“Butiğimle beraber bütün hayatımı baştan kurdum; yaşamak istediğimiz hayatları yaşamak bizim elimizde”

Çeviribilim bölümü 2010 mezunlarımızdan Çiğdem Tura, Ocak ayından bu yana İzmir Alsancak’ta “Mia Luce” adını verdiği butik ile ilgileniyor. Kurumsal kariyerini ani bir kararla geride bırakarak annesiyle girişimciliğe adım atan Tura, 8 ayda atölyesini hızla büyütmenin yanı sıra Ege İş Kadınları Derneği ve Dokuz Eylül Rotary Kulübü’nün düzenlediği “Yılın En İyi İş Fikri” yarışmasından birincilikle ayrıldı. KOSGEB’in desteği için son adımı geçerek kadın girişimci desteğini almak üzere olan Çiğdem Tura ile kurumsal kariyeri, butik macerası ve Boğaziçili olmak üzerine söyleştik.

Amaç müşterileri evde hissettirmek ve özgürlük sağlamak

Kurumsal hayatın stresinden ve koşturmacasından uzaklaşmak için 28. yaş gününde kendine doğum günü hediyesi olarak işinden istifa edip, her şeyini bırakıp, “kariyer” kavramına veda ederek doğup büyüdüğü İzmir’e dönen Çiğdem Tura’nın girişimcilik macerası KOSGEB kurslarına katılmasıyla başlıyor. İzmir’in Alsancak semtinde hazır giyim ürünlerinin satılabileceği, müşterilerin bu ürünlerden esinlenerek benzerlerini diktirebilecekleri veya hayallerindeki ürünleri yaratabilecekleri özel dikim butiği açmayı hedefleyen Tura, kumaşçıları ve atölyeleri dolaşarak üretim adımlarını öğrenmiş.

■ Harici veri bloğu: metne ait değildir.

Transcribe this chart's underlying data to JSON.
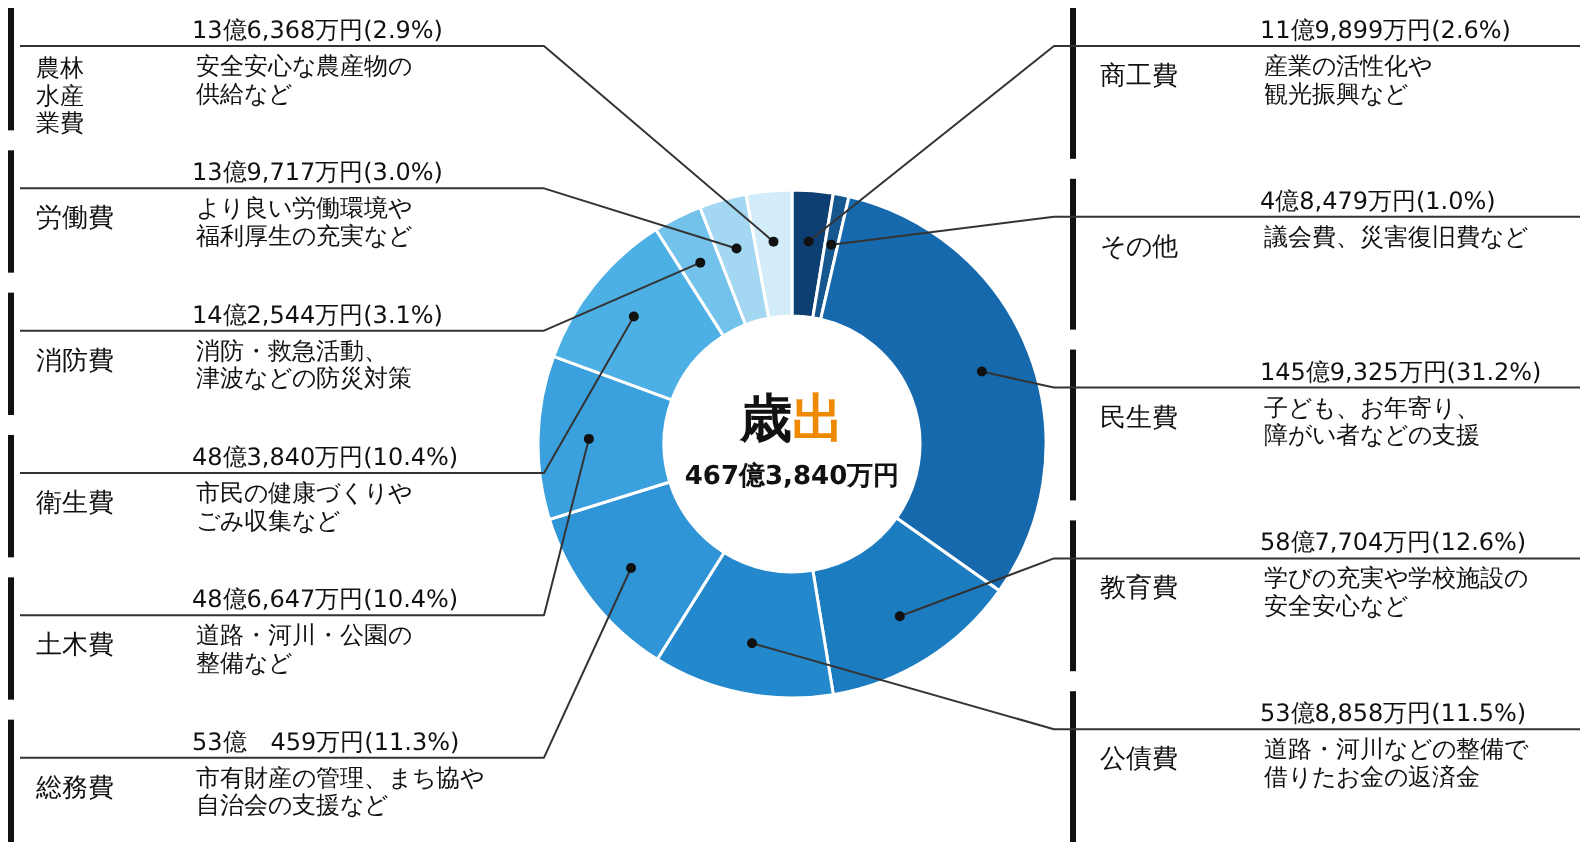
{
  "chart_data": {
    "type": "donut",
    "title": "歳出",
    "subtitle": "467億3,840万円",
    "categories": [
      "商工費",
      "その他",
      "民生費",
      "教育費",
      "公債費",
      "総務費",
      "土木費",
      "衛生費",
      "消防費",
      "労働費",
      "農林水産業費"
    ],
    "values": [
      2.6,
      1.0,
      31.2,
      12.6,
      11.5,
      11.3,
      10.4,
      10.4,
      3.1,
      3.0,
      2.9
    ],
    "value_labels": [
      "11億9,899万円(2.6%)",
      "4億8,479万円(1.0%)",
      "145億9,325万円(31.2%)",
      "58億7,704万円(12.6%)",
      "53億8,858万円(11.5%)",
      "53億　459万円(11.3%)",
      "48億6,647万円(10.4%)",
      "48億3,840万円(10.4%)",
      "14億2,544万円(3.1%)",
      "13億9,717万円(3.0%)",
      "13億6,368万円(2.9%)"
    ],
    "colors": [
      "#0d3f73",
      "#17578f",
      "#1769ad",
      "#1b7cbf",
      "#2489cc",
      "#2f95d6",
      "#3ba0de",
      "#4db0e5",
      "#72c2ec",
      "#a3d7f2",
      "#d3ecf9"
    ],
    "annotations": [
      "産業の活性化や観光振興など",
      "議会費、災害復旧費など",
      "子ども、お年寄り、障がい者などの支援",
      "学びの充実や学校施設の安全安心など",
      "道路・河川などの整備で借りたお金の返済金",
      "市有財産の管理、まち協や自治会の支援など",
      "道路・河川・公園の整備など",
      "市民の健康づくりやごみ収集など",
      "消防・救急活動、津波などの防災対策",
      "より良い労働環境や福利厚生の充実など",
      "安全安心な農産物の供給など"
    ]
  }
}
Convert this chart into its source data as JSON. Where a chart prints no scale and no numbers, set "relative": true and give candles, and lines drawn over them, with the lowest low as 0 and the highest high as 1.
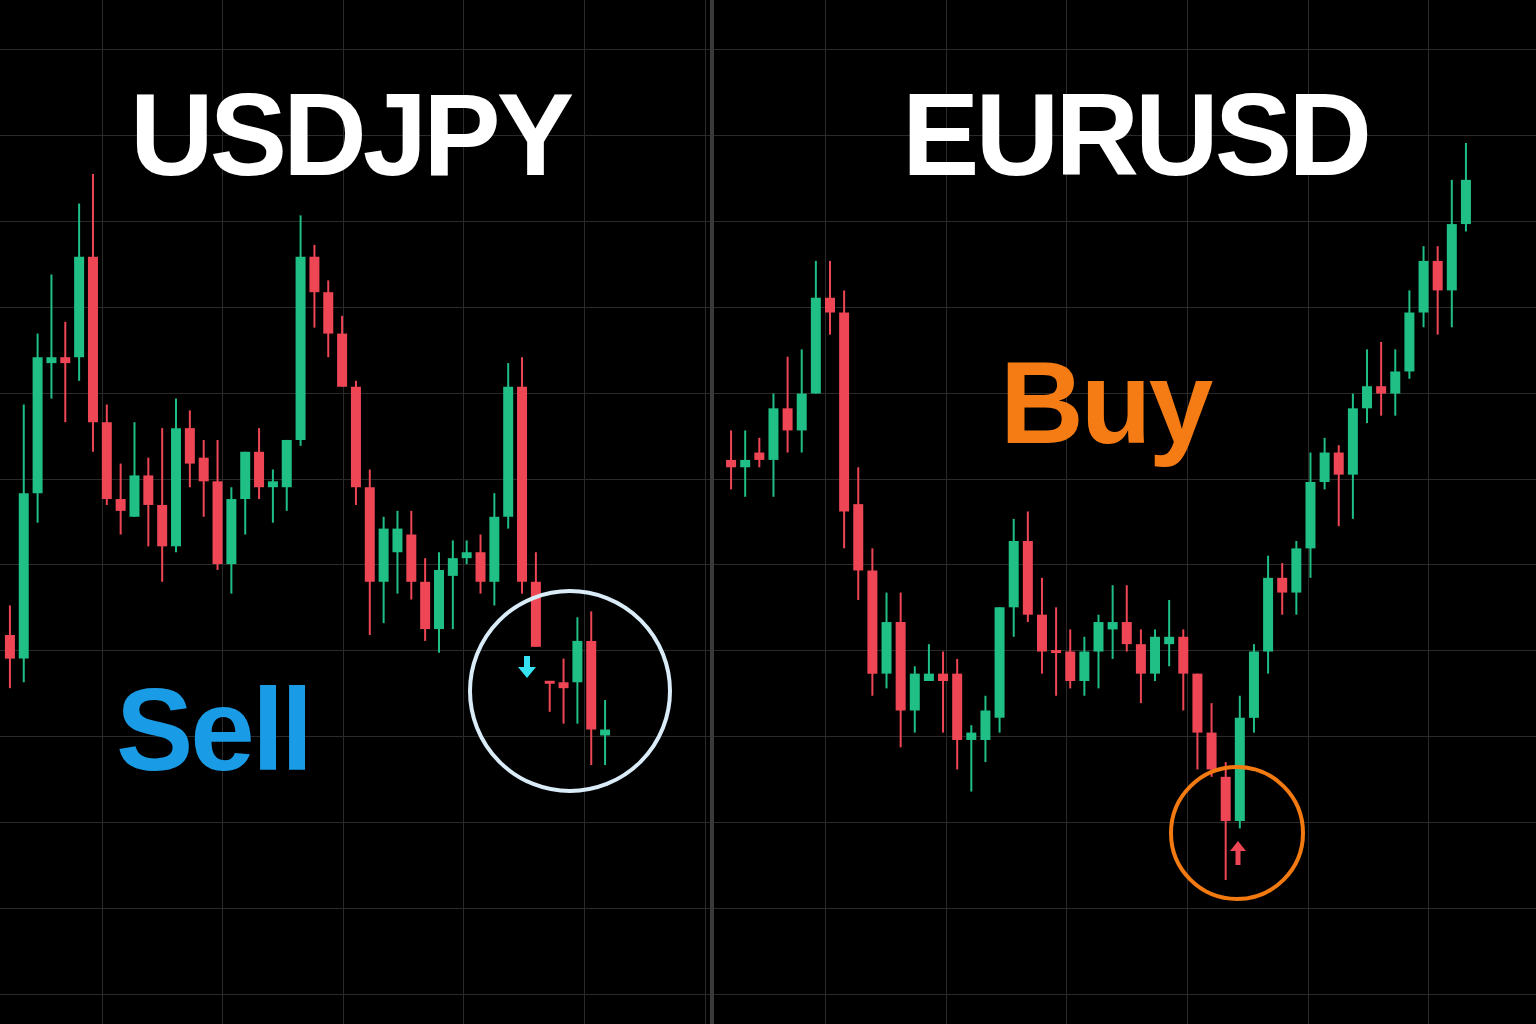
{
  "chart_data": [
    {
      "type": "candlestick",
      "title": "USDJPY",
      "relative": true,
      "grid": true,
      "annotations": [
        "Sell"
      ],
      "categories": [
        null,
        null,
        null,
        null,
        null,
        null,
        null,
        null,
        null,
        null,
        null,
        null,
        null,
        null,
        null,
        null,
        null,
        null,
        null,
        null,
        null,
        null,
        null,
        null,
        null,
        null,
        null,
        null,
        null,
        null,
        null,
        null,
        null,
        null,
        null,
        null,
        null,
        null,
        null,
        null,
        null,
        null,
        null,
        null
      ],
      "ohlc": [
        [
          0.22,
          0.27,
          0.13,
          0.18
        ],
        [
          0.18,
          0.61,
          0.14,
          0.46
        ],
        [
          0.46,
          0.73,
          0.41,
          0.69
        ],
        [
          0.68,
          0.83,
          0.62,
          0.69
        ],
        [
          0.69,
          0.75,
          0.58,
          0.68
        ],
        [
          0.69,
          0.95,
          0.65,
          0.86
        ],
        [
          0.86,
          1,
          0.53,
          0.58
        ],
        [
          0.58,
          0.61,
          0.44,
          0.45
        ],
        [
          0.45,
          0.51,
          0.39,
          0.43
        ],
        [
          0.42,
          0.58,
          0.42,
          0.49
        ],
        [
          0.49,
          0.52,
          0.37,
          0.44
        ],
        [
          0.44,
          0.57,
          0.31,
          0.37
        ],
        [
          0.37,
          0.62,
          0.36,
          0.57
        ],
        [
          0.57,
          0.6,
          0.47,
          0.51
        ],
        [
          0.52,
          0.55,
          0.42,
          0.48
        ],
        [
          0.48,
          0.55,
          0.33,
          0.34
        ],
        [
          0.34,
          0.47,
          0.29,
          0.45
        ],
        [
          0.45,
          0.53,
          0.39,
          0.53
        ],
        [
          0.53,
          0.57,
          0.45,
          0.47
        ],
        [
          0.47,
          0.5,
          0.41,
          0.48
        ],
        [
          0.47,
          0.55,
          0.43,
          0.55
        ],
        [
          0.55,
          0.93,
          0.54,
          0.86
        ],
        [
          0.86,
          0.88,
          0.74,
          0.8
        ],
        [
          0.8,
          0.82,
          0.69,
          0.73
        ],
        [
          0.73,
          0.76,
          0.64,
          0.64
        ],
        [
          0.64,
          0.65,
          0.44,
          0.47
        ],
        [
          0.47,
          0.5,
          0.22,
          0.31
        ],
        [
          0.31,
          0.42,
          0.24,
          0.4
        ],
        [
          0.36,
          0.43,
          0.29,
          0.4
        ],
        [
          0.39,
          0.43,
          0.28,
          0.31
        ],
        [
          0.31,
          0.35,
          0.21,
          0.23
        ],
        [
          0.23,
          0.36,
          0.19,
          0.33
        ],
        [
          0.32,
          0.38,
          0.23,
          0.35
        ],
        [
          0.35,
          0.38,
          0.34,
          0.36
        ],
        [
          0.36,
          0.39,
          0.29,
          0.31
        ],
        [
          0.31,
          0.46,
          0.27,
          0.42
        ],
        [
          0.42,
          0.68,
          0.4,
          0.64
        ],
        [
          0.64,
          0.69,
          0.29,
          0.31
        ],
        [
          0.31,
          0.36,
          0.2,
          0.2
        ],
        [
          0.14,
          0.14,
          0.09,
          0.14
        ],
        [
          0.14,
          0.18,
          0.07,
          0.13
        ],
        [
          0.14,
          0.25,
          0.07,
          0.21
        ],
        [
          0.21,
          0.26,
          0,
          0.06
        ],
        [
          0.05,
          0.11,
          0,
          0.06
        ]
      ],
      "colors": [
        "#ef4655",
        "#1fbf86",
        "#1fbf86",
        "#1fbf86",
        "#ef4655",
        "#1fbf86",
        "#ef4655",
        "#ef4655",
        "#ef4655",
        "#1fbf86",
        "#ef4655",
        "#ef4655",
        "#1fbf86",
        "#ef4655",
        "#ef4655",
        "#ef4655",
        "#1fbf86",
        "#1fbf86",
        "#ef4655",
        "#1fbf86",
        "#1fbf86",
        "#1fbf86",
        "#ef4655",
        "#ef4655",
        "#ef4655",
        "#ef4655",
        "#ef4655",
        "#1fbf86",
        "#1fbf86",
        "#ef4655",
        "#ef4655",
        "#1fbf86",
        "#1fbf86",
        "#1fbf86",
        "#ef4655",
        "#1fbf86",
        "#1fbf86",
        "#ef4655",
        "#ef4655",
        "#ef4655",
        "#ef4655",
        "#1fbf86",
        "#ef4655",
        "#1fbf86"
      ]
    },
    {
      "type": "candlestick",
      "title": "EURUSD",
      "relative": true,
      "grid": true,
      "annotations": [
        "Buy"
      ],
      "categories": [
        null,
        null,
        null,
        null,
        null,
        null,
        null,
        null,
        null,
        null,
        null,
        null,
        null,
        null,
        null,
        null,
        null,
        null,
        null,
        null,
        null,
        null,
        null,
        null,
        null,
        null,
        null,
        null,
        null,
        null,
        null,
        null,
        null,
        null,
        null,
        null,
        null,
        null,
        null,
        null,
        null,
        null,
        null,
        null,
        null,
        null,
        null,
        null,
        null,
        null,
        null,
        null,
        null
      ],
      "ohlc": [
        [
          0.57,
          0.61,
          0.53,
          0.56
        ],
        [
          0.56,
          0.61,
          0.52,
          0.57
        ],
        [
          0.58,
          0.6,
          0.56,
          0.57
        ],
        [
          0.57,
          0.66,
          0.52,
          0.64
        ],
        [
          0.64,
          0.71,
          0.58,
          0.61
        ],
        [
          0.61,
          0.72,
          0.58,
          0.66
        ],
        [
          0.66,
          0.84,
          0.66,
          0.79
        ],
        [
          0.79,
          0.84,
          0.74,
          0.77
        ],
        [
          0.77,
          0.8,
          0.45,
          0.5
        ],
        [
          0.51,
          0.56,
          0.38,
          0.42
        ],
        [
          0.42,
          0.45,
          0.25,
          0.28
        ],
        [
          0.28,
          0.39,
          0.26,
          0.35
        ],
        [
          0.35,
          0.39,
          0.18,
          0.23
        ],
        [
          0.23,
          0.29,
          0.2,
          0.28
        ],
        [
          0.27,
          0.32,
          0.27,
          0.28
        ],
        [
          0.28,
          0.31,
          0.2,
          0.27
        ],
        [
          0.28,
          0.3,
          0.15,
          0.19
        ],
        [
          0.19,
          0.21,
          0.12,
          0.2
        ],
        [
          0.19,
          0.25,
          0.16,
          0.23
        ],
        [
          0.22,
          0.37,
          0.2,
          0.37
        ],
        [
          0.37,
          0.49,
          0.33,
          0.46
        ],
        [
          0.46,
          0.5,
          0.35,
          0.36
        ],
        [
          0.36,
          0.41,
          0.28,
          0.31
        ],
        [
          0.31,
          0.37,
          0.25,
          0.31
        ],
        [
          0.31,
          0.34,
          0.26,
          0.27
        ],
        [
          0.27,
          0.33,
          0.25,
          0.31
        ],
        [
          0.31,
          0.36,
          0.26,
          0.35
        ],
        [
          0.34,
          0.4,
          0.3,
          0.35
        ],
        [
          0.35,
          0.4,
          0.31,
          0.32
        ],
        [
          0.32,
          0.34,
          0.24,
          0.28
        ],
        [
          0.28,
          0.34,
          0.27,
          0.33
        ],
        [
          0.32,
          0.38,
          0.29,
          0.33
        ],
        [
          0.33,
          0.34,
          0.23,
          0.28
        ],
        [
          0.28,
          0.28,
          0.15,
          0.2
        ],
        [
          0.2,
          0.24,
          0.14,
          0.15
        ],
        [
          0.14,
          0.16,
          0,
          0.08
        ],
        [
          0.08,
          0.25,
          0.07,
          0.22
        ],
        [
          0.22,
          0.32,
          0.2,
          0.31
        ],
        [
          0.31,
          0.44,
          0.28,
          0.41
        ],
        [
          0.41,
          0.43,
          0.36,
          0.39
        ],
        [
          0.39,
          0.46,
          0.36,
          0.45
        ],
        [
          0.45,
          0.58,
          0.41,
          0.54
        ],
        [
          0.54,
          0.6,
          0.53,
          0.58
        ],
        [
          0.58,
          0.59,
          0.48,
          0.55
        ],
        [
          0.55,
          0.66,
          0.49,
          0.64
        ],
        [
          0.64,
          0.72,
          0.62,
          0.67
        ],
        [
          0.67,
          0.73,
          0.63,
          0.66
        ],
        [
          0.66,
          0.72,
          0.63,
          0.69
        ],
        [
          0.69,
          0.8,
          0.68,
          0.77
        ],
        [
          0.77,
          0.86,
          0.75,
          0.84
        ],
        [
          0.84,
          0.86,
          0.74,
          0.8
        ],
        [
          0.8,
          0.95,
          0.75,
          0.89
        ],
        [
          0.89,
          1,
          0.88,
          0.95
        ]
      ],
      "colors": [
        "#ef4655",
        "#1fbf86",
        "#ef4655",
        "#1fbf86",
        "#ef4655",
        "#1fbf86",
        "#1fbf86",
        "#ef4655",
        "#ef4655",
        "#ef4655",
        "#ef4655",
        "#1fbf86",
        "#ef4655",
        "#1fbf86",
        "#1fbf86",
        "#ef4655",
        "#ef4655",
        "#1fbf86",
        "#1fbf86",
        "#1fbf86",
        "#1fbf86",
        "#ef4655",
        "#ef4655",
        "#ef4655",
        "#ef4655",
        "#1fbf86",
        "#1fbf86",
        "#1fbf86",
        "#ef4655",
        "#ef4655",
        "#1fbf86",
        "#1fbf86",
        "#ef4655",
        "#ef4655",
        "#ef4655",
        "#ef4655",
        "#1fbf86",
        "#1fbf86",
        "#1fbf86",
        "#ef4655",
        "#1fbf86",
        "#1fbf86",
        "#1fbf86",
        "#ef4655",
        "#1fbf86",
        "#1fbf86",
        "#ef4655",
        "#1fbf86",
        "#1fbf86",
        "#1fbf86",
        "#ef4655",
        "#1fbf86",
        "#1fbf86"
      ]
    }
  ]
}
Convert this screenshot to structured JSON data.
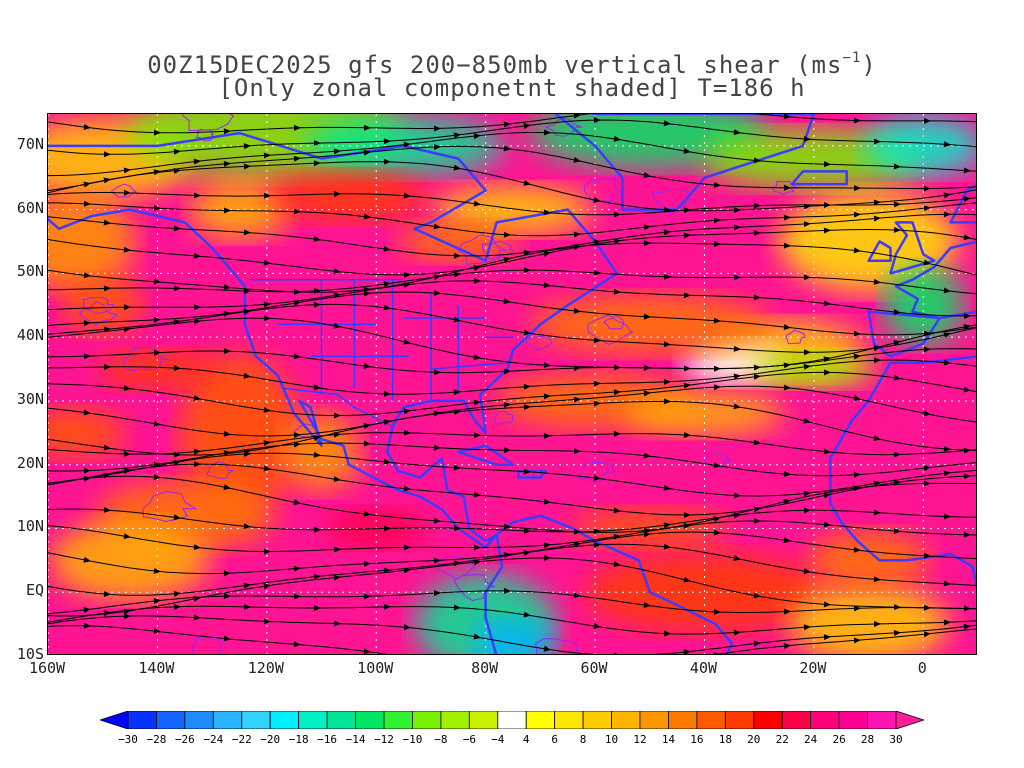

Tura, butiğin ilk zamanlarının çok zor geçmesine rağmen talep edilen herhangi bir gelinlik, gece kıyafeti ya da gündelik giyim kıyafetlerini birebir dikebilen, kalıp çıkarmaya dahi ihtiyaç duymadan pratikten ortaya çıkaran annesinin yeteneğine ve kendi iletişim becerilerine güvenerek ilerlediğini not ediyor. Tura şu günlerde atölyesine dikişçi arıyor ve müşterilerin olmadığı saatlerde mağazasında freelance çeviri yapmaya devam ediyor.

Kendinizi tanıtır mısınız?

Boğaziçi Üniversitesi Mütercim Tercümanlık Bölümü 2010 mezunuyum. Diplomamı aldıktan sonra Boğaziçi Üniversitesi’yle bağlarım değil kopmak, giderek güçlendi. Çünkü hayatta attığım adımlarda, verdiğim tüm kararlarda; “Boğaziçi’nin bana kattıkları sayesinde bunu yapabiliyorum!” diyorum.
Tercümanlıktan sağlık turizmine, PR’dan pazarlamaya, girişimcilikten tasarımcılığa bir çok alanda çalıştım.

Mezuniyetinizden sonra ne yaptınız?

İlk önce Dünya Göz Hastanesi Uluslararası İlişkiler Departmanı’nda, sağlık turizmi alanında, ardından Zarakol Ajans’ta PR alanında, sonrasında ise Avon Kozmetik’te pazarlama departmanında çalıştım. Öğrenciyken ATV Dış Haberler ve TRT Turizm ve Belgesel Kanalı Dış İlişkiler’de staj yapmış ve yine öğrenciyken işe girdiğim İstanbul Kültür Sanat Vakfı’nın düzenlediği İstanbul Film Festivali için beş yıl boyunca altyazı çevirmenliği yapmıştım. Çevirmenlik yapmaya sonrasında her zaman freelance olarak farklı şirketlerde devam ettim. Mezuniyetim sonrasında Yale Üniversitesi’nden ‘Roma Mimarisi’ ve Bocconi Üniversitesi’nden ‘Lüks Moda Markalarının Yönetimi’ derslerini online olarak tamamladım.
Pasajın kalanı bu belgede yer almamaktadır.